После того как они с Хенчардом в то утро скрылись из виду, свернув на дорогу, ведущую в Бат и Бристоль, они некоторое время шагали молча, лишь изредка перекидываясь незначительными замечаниями, пока не вошли в ту аллею на городском валу, которая называлась «Меловой» и вела к углу, образованному северным и западным откосами древних укреплений, расположенных квадратом. Широкие просторы открывались с этой высоты. С зеленого склона круто спускалась тропинка, которая вела от тенистой аллеи на валу к дороге у подножия откоса. По этой тропинке должен был спуститься шотландец.
— Вот где вас ждет успех, — проговорил Хенчард, стискивая руку Фарфрэ правой рукой и опираясь левой на калитку, которая перегораживала тропинку. В этом, грубоватом движении сказалось уязвленное самолюбие человека, не сумевшего добиться своего. — Я часто буду вспоминать об этих днях и о том, что вы пришли как раз вовремя и помогли мне в моих затруднениях.

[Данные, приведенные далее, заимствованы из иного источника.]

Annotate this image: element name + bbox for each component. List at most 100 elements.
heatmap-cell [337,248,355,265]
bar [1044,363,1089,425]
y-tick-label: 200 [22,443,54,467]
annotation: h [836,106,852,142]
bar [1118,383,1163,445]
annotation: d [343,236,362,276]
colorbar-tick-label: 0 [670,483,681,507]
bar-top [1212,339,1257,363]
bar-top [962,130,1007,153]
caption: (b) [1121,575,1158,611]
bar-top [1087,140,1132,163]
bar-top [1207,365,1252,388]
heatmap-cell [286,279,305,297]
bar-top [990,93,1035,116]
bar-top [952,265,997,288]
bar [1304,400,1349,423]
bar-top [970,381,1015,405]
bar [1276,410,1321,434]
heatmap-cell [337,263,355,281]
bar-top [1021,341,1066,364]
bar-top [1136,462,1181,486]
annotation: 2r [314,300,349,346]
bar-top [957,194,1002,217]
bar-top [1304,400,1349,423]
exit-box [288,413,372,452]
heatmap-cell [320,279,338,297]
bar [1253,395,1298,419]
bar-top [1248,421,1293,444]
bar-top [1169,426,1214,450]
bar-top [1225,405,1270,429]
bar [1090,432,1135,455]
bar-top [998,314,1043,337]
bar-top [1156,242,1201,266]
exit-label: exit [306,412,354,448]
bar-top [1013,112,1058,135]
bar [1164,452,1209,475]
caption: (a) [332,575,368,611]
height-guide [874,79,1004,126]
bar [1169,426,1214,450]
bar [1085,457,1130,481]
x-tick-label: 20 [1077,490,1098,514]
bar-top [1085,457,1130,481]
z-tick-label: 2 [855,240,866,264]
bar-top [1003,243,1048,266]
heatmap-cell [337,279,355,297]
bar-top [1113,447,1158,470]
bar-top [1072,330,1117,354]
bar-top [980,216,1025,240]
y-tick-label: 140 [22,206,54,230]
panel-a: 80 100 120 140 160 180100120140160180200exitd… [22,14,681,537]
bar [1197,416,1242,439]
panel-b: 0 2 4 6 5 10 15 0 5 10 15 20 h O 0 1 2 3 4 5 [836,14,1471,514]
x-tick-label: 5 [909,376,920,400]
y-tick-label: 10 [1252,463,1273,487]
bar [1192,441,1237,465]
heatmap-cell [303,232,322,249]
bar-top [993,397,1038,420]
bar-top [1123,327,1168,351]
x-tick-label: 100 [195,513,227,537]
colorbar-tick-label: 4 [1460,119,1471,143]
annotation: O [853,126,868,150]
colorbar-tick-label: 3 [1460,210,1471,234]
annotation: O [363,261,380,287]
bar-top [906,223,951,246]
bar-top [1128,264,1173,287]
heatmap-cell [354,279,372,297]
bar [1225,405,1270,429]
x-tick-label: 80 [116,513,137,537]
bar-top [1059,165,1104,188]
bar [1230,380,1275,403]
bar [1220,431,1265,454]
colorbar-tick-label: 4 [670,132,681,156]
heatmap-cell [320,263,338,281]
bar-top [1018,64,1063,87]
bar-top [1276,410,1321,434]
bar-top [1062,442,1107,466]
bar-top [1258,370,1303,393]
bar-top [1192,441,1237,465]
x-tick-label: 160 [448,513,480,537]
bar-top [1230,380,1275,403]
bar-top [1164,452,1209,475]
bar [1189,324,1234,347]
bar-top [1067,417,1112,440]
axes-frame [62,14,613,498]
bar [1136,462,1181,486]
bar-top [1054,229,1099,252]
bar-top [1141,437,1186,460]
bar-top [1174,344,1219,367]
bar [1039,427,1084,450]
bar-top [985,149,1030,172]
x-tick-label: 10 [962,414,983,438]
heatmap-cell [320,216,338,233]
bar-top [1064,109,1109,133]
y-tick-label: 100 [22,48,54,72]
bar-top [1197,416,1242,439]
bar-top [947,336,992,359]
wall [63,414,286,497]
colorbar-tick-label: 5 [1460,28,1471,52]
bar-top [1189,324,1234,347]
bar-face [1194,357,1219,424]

Не выпуская руки Фарфрэ, он помолчал, потом проговорил решительный тоном:
— Слушайте, я не такой человек, чтобы отказаться от задуманного, не попытавшись вас переубедить. И я не дам вам уйти навсегда, не выслушав меня! Повторяю: хотите остаться? Буду говорить прямо, начистоту. Поймите, я настаиваю не только ради своей выгоды; дело мое ведется не по-научному и не требует из ряда вон выходящего ума. На ваше место и другие найдутся, будьте спокойны. Может, я немного и думаю о своей выгоде, но не только о ней, а о чем еще — повторять не мне. Останьтесь у меня, — сами назовите свои условия. Я охотно приму их, не торгуясь, потому что, черт меня побери, Фарфрэ, очень уж ты мне по душе пришелся!
Минуты две рука молодого человека неподвижно лежала в руке Хенчарда. Фарфрэ посмотрел на плодородную землю, расстилавшуюся у его ног, потом оглянулся на тенистую аллею, ведущую в центр города. Лицо его пылало.
— Не ждал я этого… не ждал! — проговорил он. — Это — провидение! Разве можно идти против него? Нет, я не поеду в Америку; я останусь здесь и буду служить вам!
Его рука, безжизненно лежавшая в руке Хенчарда, теперь ответила крепким пожатием.
— Решено? — проговорил Хенчард.
— Решено, — отозвался Доналд Фарфрэ.
Лицо Хенчарда сияло такой радостью, что она казалась почти страшной.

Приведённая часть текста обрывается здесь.